Près d’un siècle plus tard, la réalisation d’un nouveau bâtiment pour l’école Steiner de Lausanne réactive certaines valeurs collectives qui animaient les Anthroposophes. L’école, fondée en 1976, prône des qualités humanistes et créatives, basées sur la pédagogie de Rudolf Steiner. Installée depuis 1992 sur le site de Bois-Genoud, elle bénéficie d’un rapport privilégié avec l’environnement naturel. Accueillant des élèves de 2 à 19 ans provenant des cantons de Vaud, Valais et Fribourg, les classes atteignent leurs capacités maximales: les pavillons construits alors temporairement devaient être remplacés.

Les réalisations de LOCALARCHITECTURE témoignent d’une certaine affinité avec l’éthique de l’école. La grande expérience accumulée autour des constructions en bois et la réflexion environnementale entourant chacun de ses projets a décidé l’association de l’école a confier le mandat à l’agence lausannoise.

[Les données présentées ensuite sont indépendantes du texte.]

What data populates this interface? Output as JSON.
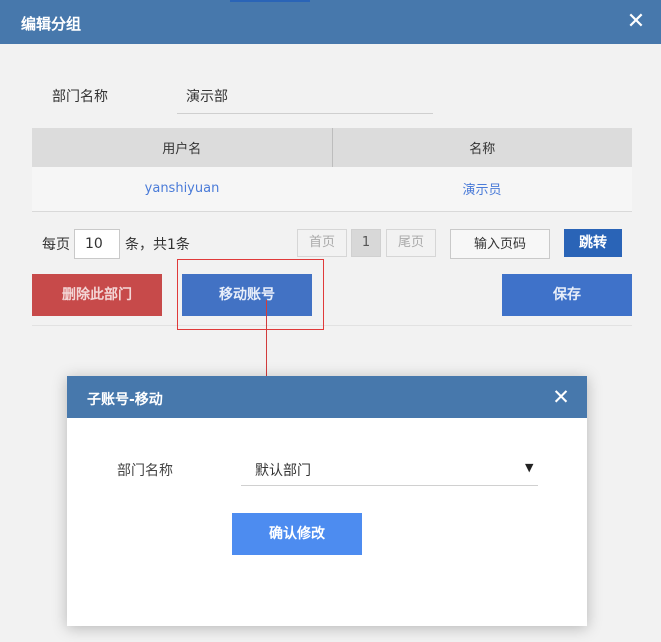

Le projet formulé par le maître d’ouvrage est de créer une «école durable». Il se réalisera d’une part dans la réflexion poussée sur la relation du bâtiment à son environnement et aux matériaux utilisés (tout le bois provient des régions des Alpes); d’autre part dans l’expérience d’un chantier qui donne un rôle important aux entreprises locales et à la participation des bénévoles proches de l’association.

Une école dans la forêt

L’ensemble de Bois-Genoud est compris dans une zone protégée dans le plan d’aménagement Lausanne-Morges (PALM). Il s’intègre dans une «zone verte», où les réalisations doivent favoriser la continuité de l’éco-système. Il était donc primordial d’inscrire le nouveau volume dans le tissu végétal existant.

Le bâtiment abrite six classes ainsi que des salles de groupe, de musique, de sciences et une salle d’eurythmie, distribués sur 3 étages. Les architectes placent la circulations dans une large coursive extérieure. Ce geste permet d’économiser les surfaces chauffées, solutionne simplement les cheminements de fuite, tout en offrant un espace extérieur de qualité à toutes les classes. La coursive s'inspire d'une typologie déjà en vigueur sur le campus, la relation directe avec l’environnement étant particulièrement prisée dans l’enseignement de l’école Steiner.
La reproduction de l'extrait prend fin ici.